Watch out for zombies!

My mother’s Yahrzeit is coming up, and her name will be on the Kaddish list this Shabbat, so perhaps it’s appropriate that I’m making a posting she would have considered complete gibberish.

For the last three weeks, my MacBook Pro has been giving me fits. When I tried to start a program, sometimes it just wouldn’t start. And, when I looked in /var/log/system.log, it was littered with lovely messages like these:

Apr 17 00:45:31 dssmac com.apple.launchd[103] ([0x0-0x2effefd].com.apple.systemevents): fork() failed, will try again in one second: Resource temporarily unavailable
Apr 17 00:45:31 dssmac com.apple.launchd[103] ([0x0-0x2effefd].com.apple.systemevents): Bug: launchd_core_logic.c:6780 (23714):35: jr->p
Apr 17 00:45:36 dssmac /usr/bin/osascript[13552]: spawn_via_launchd() failed, errno=12 label=[0x0-0x2f01eff].com.apple.systemevents path=/System/Library/CoreServices/System Events.app/Contents/MacOS/System Events flags=1
Apr 17 00:45:36 dssmac com.apple.launchd[103] ([0x0-0x2f01eff].com.apple.systemevents): fork() failed, will try again in one second: Resource temporarily unavailable
Apr 17 00:45:36 dssmac com.apple.launchd[103] ([0x0-0x2f01eff].com.apple.systemevents): Bug: launchd_core_logic.c:6780 (23714):35: jr->p
Apr 17 00:45:42 dssmac /usr/bin/osascript[13553]: spawn_via_launchd() failed, errno=12 label=[0x0-0x2f03f01].com.apple.systemevents path=/System/Library/CoreServices/System Events.app/Contents/MacOS/System Events flags=1
Apr 17 00:45:42 dssmac com.apple.launchd[103] ([0x0-0x2f03f01].com.apple.systemevents): fork() failed, will try again in one second: Resource temporarily unavailable
Apr 17 00:45:42 dssmac com.apple.launchd[103] ([0x0-0x2f03f01].com.apple.systemevents): Bug: launchd_core_logic.c:6780 (23714):35: jr->p
    

with the occasional

Apr 15 14:41:42 dssmac kernel[0]: proc: table is full    
    

thrown in for bad measure.

I couldn’t figure out what was going wrong (Activity Monitor only showed between 60-80 processes, far fewer than the system limit), so yesterday, I reinstalled Mac OS X (using the archive-and-install method) — and it didn’t help.

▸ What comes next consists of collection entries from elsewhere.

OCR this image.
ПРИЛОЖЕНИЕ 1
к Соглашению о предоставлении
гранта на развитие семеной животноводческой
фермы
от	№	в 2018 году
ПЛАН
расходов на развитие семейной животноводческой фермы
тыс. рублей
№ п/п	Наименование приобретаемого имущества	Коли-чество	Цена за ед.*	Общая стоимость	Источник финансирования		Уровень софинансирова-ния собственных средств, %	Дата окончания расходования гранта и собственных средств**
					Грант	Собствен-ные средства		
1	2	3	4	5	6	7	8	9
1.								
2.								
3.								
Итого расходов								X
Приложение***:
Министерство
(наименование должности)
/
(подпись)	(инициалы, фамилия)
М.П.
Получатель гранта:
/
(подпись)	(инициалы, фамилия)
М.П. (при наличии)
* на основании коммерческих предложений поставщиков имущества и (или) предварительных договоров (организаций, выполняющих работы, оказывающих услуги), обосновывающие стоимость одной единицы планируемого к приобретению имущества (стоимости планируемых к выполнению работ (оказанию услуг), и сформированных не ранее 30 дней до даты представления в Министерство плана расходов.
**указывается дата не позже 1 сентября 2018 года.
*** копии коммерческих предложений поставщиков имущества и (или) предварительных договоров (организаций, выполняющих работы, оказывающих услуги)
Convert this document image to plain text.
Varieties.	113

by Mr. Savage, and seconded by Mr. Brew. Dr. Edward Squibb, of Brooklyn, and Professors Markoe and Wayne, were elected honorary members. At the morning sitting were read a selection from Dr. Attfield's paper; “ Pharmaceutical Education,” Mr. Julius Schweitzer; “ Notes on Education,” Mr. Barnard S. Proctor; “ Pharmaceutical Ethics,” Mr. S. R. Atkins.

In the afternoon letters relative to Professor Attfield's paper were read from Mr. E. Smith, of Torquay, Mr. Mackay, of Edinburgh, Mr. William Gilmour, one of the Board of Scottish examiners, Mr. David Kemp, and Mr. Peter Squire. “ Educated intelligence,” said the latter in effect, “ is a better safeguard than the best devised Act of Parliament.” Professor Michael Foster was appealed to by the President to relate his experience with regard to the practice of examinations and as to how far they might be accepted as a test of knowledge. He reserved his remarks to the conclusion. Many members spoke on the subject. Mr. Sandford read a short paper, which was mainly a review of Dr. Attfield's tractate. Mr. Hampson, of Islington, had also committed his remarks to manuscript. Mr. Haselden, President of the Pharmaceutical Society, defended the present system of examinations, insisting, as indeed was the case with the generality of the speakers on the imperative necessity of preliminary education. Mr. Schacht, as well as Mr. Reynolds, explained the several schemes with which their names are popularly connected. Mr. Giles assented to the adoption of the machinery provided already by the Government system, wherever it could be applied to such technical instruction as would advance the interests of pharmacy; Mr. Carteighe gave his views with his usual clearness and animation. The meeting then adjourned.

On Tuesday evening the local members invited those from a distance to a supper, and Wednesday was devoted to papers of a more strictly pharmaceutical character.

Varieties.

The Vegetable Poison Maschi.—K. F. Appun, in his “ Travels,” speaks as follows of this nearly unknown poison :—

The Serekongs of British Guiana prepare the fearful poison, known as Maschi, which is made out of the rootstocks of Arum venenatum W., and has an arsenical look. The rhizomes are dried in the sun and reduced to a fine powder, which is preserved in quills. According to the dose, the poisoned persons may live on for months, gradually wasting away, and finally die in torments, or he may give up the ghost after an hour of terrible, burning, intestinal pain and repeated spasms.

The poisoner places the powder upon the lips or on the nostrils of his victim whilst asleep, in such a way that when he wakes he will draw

I was, needless to say, unhappy. I hadn’t brought my external drive to the office, so I couldn’t do a bare-metal reinstall yet. But I could (and did) tweet about my problem:

Still getting fork(1) failures (“resource not available” — which one, dammit?), so I guess it’s time for a full reinstall. Crud.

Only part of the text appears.